I had tons of these! Start repairing boards when i was 13
I'm 40 now.😂 kits I had from 5yo up
I started with the 130-in-One kit as well, in the late 80s.
I had the 200-in-One many years later, probably early 2000s, so I was a bit older by then. lol
The first kit taught me a LOT about both analog and digital stuff, but I always liked the digital side of things more.
I remember the phrase from the book: "Flip Flop Multivibrator, with LED Display". haha
I also remember the aching / blistered fingers, from bending the springs.
Another VERY good source of info for beginners, were the books by Forrest M. Mimms - "Getting Started In Electronics".
With his hand-drawn "notepad" style, and funny sketches, it really helped with the basic concepts.
Yeah I’d forgotten about how much it hurts your fingers after a while!
I’ll have to check them out!
I was 11years old around 1998 and got one of these or a similar xxx in 1 kit, and I made a circuit out of the book that sounded an alarm gradually as it detected more and more light.
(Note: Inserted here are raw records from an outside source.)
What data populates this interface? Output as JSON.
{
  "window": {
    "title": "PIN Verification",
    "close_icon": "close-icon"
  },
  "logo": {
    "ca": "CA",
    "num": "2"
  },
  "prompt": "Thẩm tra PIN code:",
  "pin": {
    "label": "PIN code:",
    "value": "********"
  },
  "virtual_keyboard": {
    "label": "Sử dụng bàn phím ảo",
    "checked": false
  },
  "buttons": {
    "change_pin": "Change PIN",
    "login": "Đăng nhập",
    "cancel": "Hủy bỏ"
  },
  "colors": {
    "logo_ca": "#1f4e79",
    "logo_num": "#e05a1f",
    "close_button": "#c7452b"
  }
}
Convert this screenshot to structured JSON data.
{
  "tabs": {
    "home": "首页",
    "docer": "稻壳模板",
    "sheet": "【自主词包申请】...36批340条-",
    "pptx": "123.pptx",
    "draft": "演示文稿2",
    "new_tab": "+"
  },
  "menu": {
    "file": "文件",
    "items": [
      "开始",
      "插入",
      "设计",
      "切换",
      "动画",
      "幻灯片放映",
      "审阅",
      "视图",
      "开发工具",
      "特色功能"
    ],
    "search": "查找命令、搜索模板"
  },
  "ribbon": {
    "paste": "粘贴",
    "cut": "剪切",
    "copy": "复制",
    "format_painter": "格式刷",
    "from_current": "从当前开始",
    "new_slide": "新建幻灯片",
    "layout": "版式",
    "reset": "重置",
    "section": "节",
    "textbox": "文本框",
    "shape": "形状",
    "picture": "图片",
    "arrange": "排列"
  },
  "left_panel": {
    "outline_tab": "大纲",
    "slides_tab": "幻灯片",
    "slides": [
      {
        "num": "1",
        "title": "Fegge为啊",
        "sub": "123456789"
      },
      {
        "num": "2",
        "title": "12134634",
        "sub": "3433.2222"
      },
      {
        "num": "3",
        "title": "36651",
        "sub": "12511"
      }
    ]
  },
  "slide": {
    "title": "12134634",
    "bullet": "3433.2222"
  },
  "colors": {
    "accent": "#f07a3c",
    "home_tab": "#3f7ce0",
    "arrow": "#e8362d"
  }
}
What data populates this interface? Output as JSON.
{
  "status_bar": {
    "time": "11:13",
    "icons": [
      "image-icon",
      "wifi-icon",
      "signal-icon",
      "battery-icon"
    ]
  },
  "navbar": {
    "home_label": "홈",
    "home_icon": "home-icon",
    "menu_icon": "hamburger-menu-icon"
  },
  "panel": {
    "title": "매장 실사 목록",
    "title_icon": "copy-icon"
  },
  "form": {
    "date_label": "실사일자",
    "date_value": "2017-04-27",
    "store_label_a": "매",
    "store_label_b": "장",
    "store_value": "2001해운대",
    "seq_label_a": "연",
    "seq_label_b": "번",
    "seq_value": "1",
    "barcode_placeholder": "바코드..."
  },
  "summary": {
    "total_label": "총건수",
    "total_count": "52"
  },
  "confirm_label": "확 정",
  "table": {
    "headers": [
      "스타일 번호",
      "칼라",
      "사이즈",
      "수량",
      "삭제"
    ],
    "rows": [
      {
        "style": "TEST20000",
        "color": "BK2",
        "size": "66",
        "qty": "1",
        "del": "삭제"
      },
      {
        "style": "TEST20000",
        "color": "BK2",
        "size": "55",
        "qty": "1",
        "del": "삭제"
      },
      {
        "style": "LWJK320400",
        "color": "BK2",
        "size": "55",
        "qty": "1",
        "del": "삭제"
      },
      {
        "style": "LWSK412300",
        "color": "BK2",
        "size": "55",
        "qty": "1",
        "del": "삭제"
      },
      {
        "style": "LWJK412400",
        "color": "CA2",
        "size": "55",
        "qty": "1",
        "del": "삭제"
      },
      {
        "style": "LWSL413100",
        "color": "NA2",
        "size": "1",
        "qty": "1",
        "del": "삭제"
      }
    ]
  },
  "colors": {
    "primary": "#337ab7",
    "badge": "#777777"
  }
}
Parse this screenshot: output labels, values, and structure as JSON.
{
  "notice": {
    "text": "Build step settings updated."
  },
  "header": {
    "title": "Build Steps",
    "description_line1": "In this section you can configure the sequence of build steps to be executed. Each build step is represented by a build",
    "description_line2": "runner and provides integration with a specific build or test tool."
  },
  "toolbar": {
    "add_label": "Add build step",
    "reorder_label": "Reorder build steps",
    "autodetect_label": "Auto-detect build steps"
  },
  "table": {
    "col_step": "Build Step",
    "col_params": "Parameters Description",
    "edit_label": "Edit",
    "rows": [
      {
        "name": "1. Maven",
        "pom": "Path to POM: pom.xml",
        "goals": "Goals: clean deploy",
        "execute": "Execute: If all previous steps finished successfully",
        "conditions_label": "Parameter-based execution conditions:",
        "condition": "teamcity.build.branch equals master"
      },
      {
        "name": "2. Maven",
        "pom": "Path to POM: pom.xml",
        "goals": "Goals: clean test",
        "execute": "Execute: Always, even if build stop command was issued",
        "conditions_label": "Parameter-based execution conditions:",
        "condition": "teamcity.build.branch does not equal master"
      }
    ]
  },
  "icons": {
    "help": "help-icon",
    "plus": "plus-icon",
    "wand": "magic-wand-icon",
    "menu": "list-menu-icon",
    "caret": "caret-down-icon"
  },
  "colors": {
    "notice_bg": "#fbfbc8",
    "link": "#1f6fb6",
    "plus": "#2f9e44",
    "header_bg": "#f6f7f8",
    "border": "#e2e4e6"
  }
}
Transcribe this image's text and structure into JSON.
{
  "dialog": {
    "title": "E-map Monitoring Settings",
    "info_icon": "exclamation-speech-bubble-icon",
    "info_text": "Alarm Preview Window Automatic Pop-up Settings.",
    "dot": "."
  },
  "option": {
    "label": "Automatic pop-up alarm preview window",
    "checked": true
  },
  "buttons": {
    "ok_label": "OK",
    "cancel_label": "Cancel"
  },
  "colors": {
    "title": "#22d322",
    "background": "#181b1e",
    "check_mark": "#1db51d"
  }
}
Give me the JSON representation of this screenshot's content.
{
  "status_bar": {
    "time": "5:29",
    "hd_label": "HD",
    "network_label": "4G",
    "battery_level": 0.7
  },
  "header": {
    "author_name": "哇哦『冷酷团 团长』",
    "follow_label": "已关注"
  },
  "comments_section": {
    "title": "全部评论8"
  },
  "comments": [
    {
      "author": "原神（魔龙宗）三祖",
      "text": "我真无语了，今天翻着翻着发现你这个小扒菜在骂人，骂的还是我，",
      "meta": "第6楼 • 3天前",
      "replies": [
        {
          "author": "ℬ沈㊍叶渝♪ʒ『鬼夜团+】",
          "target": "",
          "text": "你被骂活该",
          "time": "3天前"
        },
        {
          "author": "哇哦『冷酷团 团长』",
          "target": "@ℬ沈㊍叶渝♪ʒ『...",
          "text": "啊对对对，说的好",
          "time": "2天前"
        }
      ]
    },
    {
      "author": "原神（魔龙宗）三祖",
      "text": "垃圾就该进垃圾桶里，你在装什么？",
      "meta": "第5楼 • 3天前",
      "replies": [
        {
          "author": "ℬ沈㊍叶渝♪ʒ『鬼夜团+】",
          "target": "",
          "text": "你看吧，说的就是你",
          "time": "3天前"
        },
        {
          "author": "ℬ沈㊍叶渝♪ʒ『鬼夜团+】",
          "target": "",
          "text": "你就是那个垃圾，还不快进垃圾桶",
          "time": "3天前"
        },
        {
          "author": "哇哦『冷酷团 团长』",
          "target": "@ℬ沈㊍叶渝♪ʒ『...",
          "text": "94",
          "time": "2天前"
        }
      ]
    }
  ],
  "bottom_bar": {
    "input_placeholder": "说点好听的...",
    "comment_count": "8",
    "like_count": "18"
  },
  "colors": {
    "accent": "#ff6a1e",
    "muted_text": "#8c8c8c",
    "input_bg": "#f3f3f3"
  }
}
So I put it next to the window in my bedroom, and as dawn broke and got brighter it went rrrrrrRRRRRRR!RRRRRRR!
and it woke my ass up for another boring day of being incarcerated at school.
interesting use of that circuit!
What a great video about a great electronic lab ! I have the earlier version of this 200in1 kit with a transparent cover.
This kit has all the bells and whistles you need to construct electronic circuits.
Did you know that you can actually build a reflex AM radio with amazing reception ?
Here in Belgium, I can receive 3 BBC radio stations, some Italian stations and a hungary staion with it, imagine that !
I will make a construction video about this once.